Atlantic City, Wyoming, is tucked away at the bottom of a gulch with its few remaining houses dotting the sides of sagebrush-covered hills. It was the center of a rich placer area known as the Sweetwater District.
A few log cabins dot the treeless hills on either side of the stream and half-a-dozen false fronted stores weather beside the main street. A frame church with steeple and bell, a schoolhouse built of chinked logs, Hyde’s Hall, a one-story stone building, a large store with wooden loading station in front, and a hotel comprise the heart of the town as it is today.
The first gold to be discovered in the Sweetwater district was found in 1842 by a Georgian who, in search of health, joined the American Fur Company on one of its western expeditions. He remained a year in the west and then started home, only to be killed on the way by Indians. The next traveler to inspect the area was Alonzo Delano who journeyed across the western prairies and in 1853 published an account of his trip.
Thirteen years after Delano’s trip, a party of 40 men reached the Sweetwater and prospected the length of the river. They found traces of gold everywhere and they even sank a small shaft. They spent the winter at Fort Laramie and early in the spring they started back toward their diggings. But the officers at Fort Laramie refused, on some technicality, to allow them to proceed and they were forced to abandon their expedition.
In 1858 the leader of the group returned and found colors in Strawberry Gulch, and in 1860 he and 18 others worked the gulch. Nothing more was done until the summer of 1866 when a detachment of General Connor’s troops (then stationed at Fort Bridger) scouted into country north and east of the Oregon Trail’s crossing of the Continental Divide at South Pass.
Several of these soldiers had been miners in California and Nevada, and as soon as their military service was completed, they organized and equipped a prospecting party, and in the fall of 1866 they established the Carissa claim, which soon became the most profitable in the area. All through the winter of 1866-1867 the men worked their claims but spring brought raiding bands of Indians stealing their horses.
News of the discovery of the Carissa lode reached Salt Lake City, Utah and parties filtered into the area and a camp called South Pass City sprang up close to the rich placers near the Carissa lode. Before they were exhausted, these placers had yielded $2,000,000 in gold. Before the diggings played out several new camps mushroomed nearby. One of them, Atlantic City, four miles from South Pass City, materialized in April 1868, and soon attracted 300 prospectors to its gold-bearing quartz deposits.
Within the first three years Atlantic Gulch alone yielded gold valued at $15,000 and Rock Creek, Little Beaver, and Smith Gulch were all worked successfully. The best lode mines were discovered in 1868 and 1869. The Buckeye, just north of Atlantic City, was opened in 1868 by John McTurk and his partners. It soon became a producer and by 1869 was in full operation. The Jim Dyer (later known as the St. Louis) was discovered late in 1868. The Robert Emmett or Franklin was discovered by John Bilox; the Europe (later called Dr.

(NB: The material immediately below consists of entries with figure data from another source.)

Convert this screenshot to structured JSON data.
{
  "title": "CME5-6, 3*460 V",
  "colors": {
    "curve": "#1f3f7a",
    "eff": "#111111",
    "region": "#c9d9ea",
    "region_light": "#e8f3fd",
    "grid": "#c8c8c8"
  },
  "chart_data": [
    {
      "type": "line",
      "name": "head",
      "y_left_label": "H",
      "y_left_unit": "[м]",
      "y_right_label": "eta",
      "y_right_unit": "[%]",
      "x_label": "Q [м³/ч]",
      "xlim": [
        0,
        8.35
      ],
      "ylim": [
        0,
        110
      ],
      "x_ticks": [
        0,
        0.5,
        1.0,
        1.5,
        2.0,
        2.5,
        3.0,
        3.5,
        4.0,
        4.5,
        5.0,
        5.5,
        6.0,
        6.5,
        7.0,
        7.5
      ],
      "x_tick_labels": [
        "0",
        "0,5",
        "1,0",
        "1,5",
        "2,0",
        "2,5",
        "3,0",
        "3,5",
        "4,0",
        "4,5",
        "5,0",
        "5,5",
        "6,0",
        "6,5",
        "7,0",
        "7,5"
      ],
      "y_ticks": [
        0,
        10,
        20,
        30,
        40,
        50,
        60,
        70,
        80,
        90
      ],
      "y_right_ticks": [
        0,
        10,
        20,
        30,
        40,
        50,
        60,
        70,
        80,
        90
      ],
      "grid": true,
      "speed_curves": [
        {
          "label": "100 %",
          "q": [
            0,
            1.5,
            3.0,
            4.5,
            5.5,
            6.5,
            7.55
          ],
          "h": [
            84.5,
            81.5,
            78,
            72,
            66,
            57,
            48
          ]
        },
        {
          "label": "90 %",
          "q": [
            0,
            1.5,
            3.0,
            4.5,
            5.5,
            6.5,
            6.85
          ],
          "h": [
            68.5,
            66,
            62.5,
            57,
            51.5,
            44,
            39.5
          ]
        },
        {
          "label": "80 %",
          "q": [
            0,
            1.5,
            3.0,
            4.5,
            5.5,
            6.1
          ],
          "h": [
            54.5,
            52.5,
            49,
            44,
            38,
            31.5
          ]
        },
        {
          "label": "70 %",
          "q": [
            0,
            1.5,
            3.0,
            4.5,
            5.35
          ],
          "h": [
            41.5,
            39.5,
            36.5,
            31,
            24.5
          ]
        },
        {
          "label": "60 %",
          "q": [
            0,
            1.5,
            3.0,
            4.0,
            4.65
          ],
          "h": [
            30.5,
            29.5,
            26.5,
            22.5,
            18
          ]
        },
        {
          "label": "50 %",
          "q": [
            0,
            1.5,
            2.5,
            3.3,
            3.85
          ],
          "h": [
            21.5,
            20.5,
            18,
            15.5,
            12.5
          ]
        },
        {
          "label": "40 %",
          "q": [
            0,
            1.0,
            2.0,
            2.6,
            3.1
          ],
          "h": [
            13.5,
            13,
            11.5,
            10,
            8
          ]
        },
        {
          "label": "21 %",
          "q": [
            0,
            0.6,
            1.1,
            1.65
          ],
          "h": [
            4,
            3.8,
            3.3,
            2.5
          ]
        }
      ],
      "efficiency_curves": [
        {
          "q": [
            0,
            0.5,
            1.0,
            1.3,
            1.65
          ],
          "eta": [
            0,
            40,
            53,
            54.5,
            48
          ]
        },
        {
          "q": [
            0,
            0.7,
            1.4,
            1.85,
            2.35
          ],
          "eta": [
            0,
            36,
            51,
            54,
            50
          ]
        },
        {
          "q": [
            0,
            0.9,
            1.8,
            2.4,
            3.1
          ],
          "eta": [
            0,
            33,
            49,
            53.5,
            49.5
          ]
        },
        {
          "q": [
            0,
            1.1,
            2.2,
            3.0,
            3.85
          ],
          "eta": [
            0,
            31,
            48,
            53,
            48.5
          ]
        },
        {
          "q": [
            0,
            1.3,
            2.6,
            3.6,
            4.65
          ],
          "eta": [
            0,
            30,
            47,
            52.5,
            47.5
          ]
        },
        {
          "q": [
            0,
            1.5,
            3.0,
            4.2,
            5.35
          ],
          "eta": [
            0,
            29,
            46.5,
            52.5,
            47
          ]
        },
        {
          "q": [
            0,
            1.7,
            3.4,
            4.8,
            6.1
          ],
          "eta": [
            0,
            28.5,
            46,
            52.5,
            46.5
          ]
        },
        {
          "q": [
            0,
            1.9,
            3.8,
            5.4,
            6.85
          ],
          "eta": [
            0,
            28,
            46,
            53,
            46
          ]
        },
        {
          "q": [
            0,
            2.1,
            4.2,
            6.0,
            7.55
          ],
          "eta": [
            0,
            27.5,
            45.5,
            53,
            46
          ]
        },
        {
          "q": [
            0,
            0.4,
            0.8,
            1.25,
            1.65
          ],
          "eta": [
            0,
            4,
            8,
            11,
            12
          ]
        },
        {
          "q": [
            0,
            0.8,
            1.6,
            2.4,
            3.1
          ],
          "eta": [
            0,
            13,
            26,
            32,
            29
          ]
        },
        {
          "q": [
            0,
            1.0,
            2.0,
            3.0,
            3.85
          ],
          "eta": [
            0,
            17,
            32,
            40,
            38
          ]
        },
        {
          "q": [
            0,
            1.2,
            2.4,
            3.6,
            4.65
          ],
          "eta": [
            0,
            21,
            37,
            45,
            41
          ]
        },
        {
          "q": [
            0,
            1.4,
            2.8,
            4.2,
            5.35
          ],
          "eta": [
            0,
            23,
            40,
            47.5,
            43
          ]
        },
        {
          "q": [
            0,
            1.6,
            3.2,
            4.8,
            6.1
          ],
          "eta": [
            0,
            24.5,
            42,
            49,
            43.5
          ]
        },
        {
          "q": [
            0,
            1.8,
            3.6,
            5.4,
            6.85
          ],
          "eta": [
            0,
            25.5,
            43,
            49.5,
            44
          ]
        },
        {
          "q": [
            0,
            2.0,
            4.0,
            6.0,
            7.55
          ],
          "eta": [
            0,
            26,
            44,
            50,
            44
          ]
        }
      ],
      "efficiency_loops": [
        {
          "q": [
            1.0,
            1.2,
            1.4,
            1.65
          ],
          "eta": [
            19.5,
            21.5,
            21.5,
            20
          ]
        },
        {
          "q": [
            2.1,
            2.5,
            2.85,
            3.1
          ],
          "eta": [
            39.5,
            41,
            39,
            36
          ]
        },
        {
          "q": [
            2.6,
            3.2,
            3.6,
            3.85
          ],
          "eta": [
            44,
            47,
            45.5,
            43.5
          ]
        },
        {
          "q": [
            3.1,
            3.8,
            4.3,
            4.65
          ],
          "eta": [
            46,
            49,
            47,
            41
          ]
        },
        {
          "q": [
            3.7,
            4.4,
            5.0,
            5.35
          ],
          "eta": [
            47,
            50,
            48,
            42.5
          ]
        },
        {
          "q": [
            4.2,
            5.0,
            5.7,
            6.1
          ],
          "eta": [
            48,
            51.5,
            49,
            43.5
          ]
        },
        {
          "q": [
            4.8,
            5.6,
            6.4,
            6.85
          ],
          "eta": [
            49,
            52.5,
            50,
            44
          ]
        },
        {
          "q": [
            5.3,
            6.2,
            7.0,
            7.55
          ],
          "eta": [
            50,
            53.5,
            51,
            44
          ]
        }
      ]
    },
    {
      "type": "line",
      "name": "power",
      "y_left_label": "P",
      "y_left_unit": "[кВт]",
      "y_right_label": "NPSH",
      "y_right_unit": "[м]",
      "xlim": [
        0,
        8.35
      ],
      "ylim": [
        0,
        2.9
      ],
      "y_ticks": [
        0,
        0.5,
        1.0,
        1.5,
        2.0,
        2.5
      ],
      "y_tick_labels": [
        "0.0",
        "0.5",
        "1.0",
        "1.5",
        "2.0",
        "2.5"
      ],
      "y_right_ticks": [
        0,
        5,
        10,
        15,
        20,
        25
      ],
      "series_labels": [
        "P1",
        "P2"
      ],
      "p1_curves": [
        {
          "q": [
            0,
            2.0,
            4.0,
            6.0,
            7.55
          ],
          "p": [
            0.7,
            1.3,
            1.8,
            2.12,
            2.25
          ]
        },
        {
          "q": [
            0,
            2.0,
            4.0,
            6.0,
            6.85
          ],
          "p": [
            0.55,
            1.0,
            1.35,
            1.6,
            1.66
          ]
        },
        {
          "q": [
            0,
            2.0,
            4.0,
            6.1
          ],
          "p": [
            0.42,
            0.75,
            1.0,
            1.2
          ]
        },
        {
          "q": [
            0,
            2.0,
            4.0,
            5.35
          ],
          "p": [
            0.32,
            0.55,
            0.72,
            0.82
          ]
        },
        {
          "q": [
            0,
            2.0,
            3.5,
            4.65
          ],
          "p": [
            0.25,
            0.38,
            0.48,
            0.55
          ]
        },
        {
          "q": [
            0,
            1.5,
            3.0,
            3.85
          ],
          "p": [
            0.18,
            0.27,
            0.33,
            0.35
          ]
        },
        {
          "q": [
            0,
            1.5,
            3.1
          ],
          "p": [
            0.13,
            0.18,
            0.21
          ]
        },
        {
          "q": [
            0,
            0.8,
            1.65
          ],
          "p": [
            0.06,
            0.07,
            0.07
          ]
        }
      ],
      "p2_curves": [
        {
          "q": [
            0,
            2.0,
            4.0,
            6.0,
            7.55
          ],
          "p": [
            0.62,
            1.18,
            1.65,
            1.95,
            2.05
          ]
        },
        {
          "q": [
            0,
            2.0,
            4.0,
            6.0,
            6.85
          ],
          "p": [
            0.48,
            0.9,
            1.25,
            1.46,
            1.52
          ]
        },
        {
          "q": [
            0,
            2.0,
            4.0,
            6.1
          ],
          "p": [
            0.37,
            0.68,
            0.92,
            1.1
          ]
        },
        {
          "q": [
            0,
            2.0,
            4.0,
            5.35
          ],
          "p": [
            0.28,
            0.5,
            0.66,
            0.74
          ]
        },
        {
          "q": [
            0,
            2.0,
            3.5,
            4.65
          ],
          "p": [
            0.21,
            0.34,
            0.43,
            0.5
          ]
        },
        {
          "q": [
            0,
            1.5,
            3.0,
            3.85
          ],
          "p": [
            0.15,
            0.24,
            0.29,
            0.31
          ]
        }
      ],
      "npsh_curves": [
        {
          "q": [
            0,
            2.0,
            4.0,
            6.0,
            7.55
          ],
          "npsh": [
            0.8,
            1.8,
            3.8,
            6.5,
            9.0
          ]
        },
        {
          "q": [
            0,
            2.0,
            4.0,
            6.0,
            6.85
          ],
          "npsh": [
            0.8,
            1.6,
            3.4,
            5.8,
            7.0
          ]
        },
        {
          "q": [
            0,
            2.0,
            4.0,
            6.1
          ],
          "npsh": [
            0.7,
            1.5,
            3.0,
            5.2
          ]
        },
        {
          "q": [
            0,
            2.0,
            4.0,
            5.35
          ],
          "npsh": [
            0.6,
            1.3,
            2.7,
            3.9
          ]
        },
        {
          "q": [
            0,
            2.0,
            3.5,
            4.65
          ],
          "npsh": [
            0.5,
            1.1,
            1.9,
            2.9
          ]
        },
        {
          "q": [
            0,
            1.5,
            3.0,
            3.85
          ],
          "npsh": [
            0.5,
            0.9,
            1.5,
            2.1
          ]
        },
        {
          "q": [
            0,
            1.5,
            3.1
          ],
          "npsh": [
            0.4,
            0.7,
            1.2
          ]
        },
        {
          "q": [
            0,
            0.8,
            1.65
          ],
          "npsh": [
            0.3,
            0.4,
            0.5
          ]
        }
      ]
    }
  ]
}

Barr or El] Dorado) was uncovered by Anton Stribo; the St. Lawrence by Dr. Leonard; and the Mary Ellen and Young America were also opened. The Alice Lawn, later called the Alice Davis, and still later the Rosella, Soule & Perkins mine, with development produced $75,000 in gold. The Caribou, another 1869 discovery, yielded $50,000.
By 1870 the population of the city had reached 2,000 but by the end of 1871, the rich pay streaks in the placers were worked out and the remaining ore was refractory. Mining dwindled and the population began to move away. A rumor of gold in the Big Horn Mountains of Wyoming started a rush to the new field and further depopulated the city.
The E. T. Fisher Company of Seattle, Washington brought in a dragline to Rock Creek and worked three eight-hour shifts. One shift cleared the banks of brush while the other two mined the rock and gravel. The dredge employed 12 men and worked a strip of ground 120 feet wide. During the summer of 1934, $67,000 worth of gold was recovered. The following year the company again worked the strip and made cleanups every 10 days which averaged $9,000 each.
During this revival a few lode mines were reopened, but not for long and today only sporadic leasing is carried on in the vicinity of Atlantic City.